水族館の外に出るとすでに夕日が出ていた。
「もう暗くなるから帰ろうか。」
「はい、兄さん。」
そういうと柚希は徹に抱き着いた。
「ブラコンはもうやめような??」
「また今度です!」
「はいはい、わかったよ。」
幸せな人なひと時を今感じた…
その日の夜のことだった。
いつもより遅い夕飯にはなったが二人で今日のことを話し、楽しんでいる時だった。
ガチャっとドアが開く音とともに、
「ただいま~」
という声が聞こえた。
「おかえり父さん。」
このスーツ姿の男は俺たちの父 西屋敷俊介だ。
「ただいま、徹、ゆず…」
父が言い終わる前に柚希はご馳走様と言い自分の部屋に戻っていった。
「だよな…」
そしてこの父のさみしそうな顔がある。

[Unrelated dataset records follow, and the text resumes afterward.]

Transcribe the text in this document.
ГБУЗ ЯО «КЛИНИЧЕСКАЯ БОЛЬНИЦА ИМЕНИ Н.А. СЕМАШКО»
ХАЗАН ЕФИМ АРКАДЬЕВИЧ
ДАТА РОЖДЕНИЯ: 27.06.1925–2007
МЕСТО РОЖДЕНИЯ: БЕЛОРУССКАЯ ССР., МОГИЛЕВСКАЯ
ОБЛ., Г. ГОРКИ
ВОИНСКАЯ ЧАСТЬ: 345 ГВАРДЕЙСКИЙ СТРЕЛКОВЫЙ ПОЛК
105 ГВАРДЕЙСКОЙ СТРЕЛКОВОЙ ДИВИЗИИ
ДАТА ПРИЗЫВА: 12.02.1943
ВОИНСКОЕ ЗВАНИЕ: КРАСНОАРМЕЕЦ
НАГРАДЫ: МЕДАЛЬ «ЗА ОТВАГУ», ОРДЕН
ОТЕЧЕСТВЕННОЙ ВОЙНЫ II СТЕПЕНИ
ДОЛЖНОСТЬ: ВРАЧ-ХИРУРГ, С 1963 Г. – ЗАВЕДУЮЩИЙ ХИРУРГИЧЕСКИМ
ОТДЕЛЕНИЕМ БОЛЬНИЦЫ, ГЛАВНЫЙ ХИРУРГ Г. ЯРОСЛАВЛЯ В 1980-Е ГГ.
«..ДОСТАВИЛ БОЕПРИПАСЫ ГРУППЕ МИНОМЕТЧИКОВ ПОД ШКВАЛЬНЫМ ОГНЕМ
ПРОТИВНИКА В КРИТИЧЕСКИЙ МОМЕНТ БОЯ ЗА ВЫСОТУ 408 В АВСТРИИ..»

この顔が俺は苦手だ。
「そう…だね。別にあの事は父さんが悪かったわけじゃない、それは柚希もわかっているはずなんだけどね。」
「だといいな、今日のご飯は???」
暗い気持ちでいるのは父も嫌いなのだろう、話題を変えようとした。
「今日はカレーだ、時間がなかったからね。」
「どこか行ってたのか???」
「そうだよ。実は…」
と今日の話を父にもした。
「そうか…柚希、ちゃんと笑えるんだな。ならよかった。」
わかると思うがこの人はすごくいい人だ。それを柚希にも思い出してほしい。
「父さん、俺からあの時のこと言っておこうか??」
「いや、いいよ。あの時のことはすでに俺が柚希に行った。ただあいつは信じてくれなった。多分お前が言ってもそれは変わらないだろう…お前の評価が下がるくらいなら嫌われるのは俺だけでいい。」
そういいながらも本当はそんなのいやだと言わんばかりにつらそうな表情をしていた。
柚希は父のことが嫌いである。それは過去のことが影響している。しかしそれはあいつの思い違いなんだ。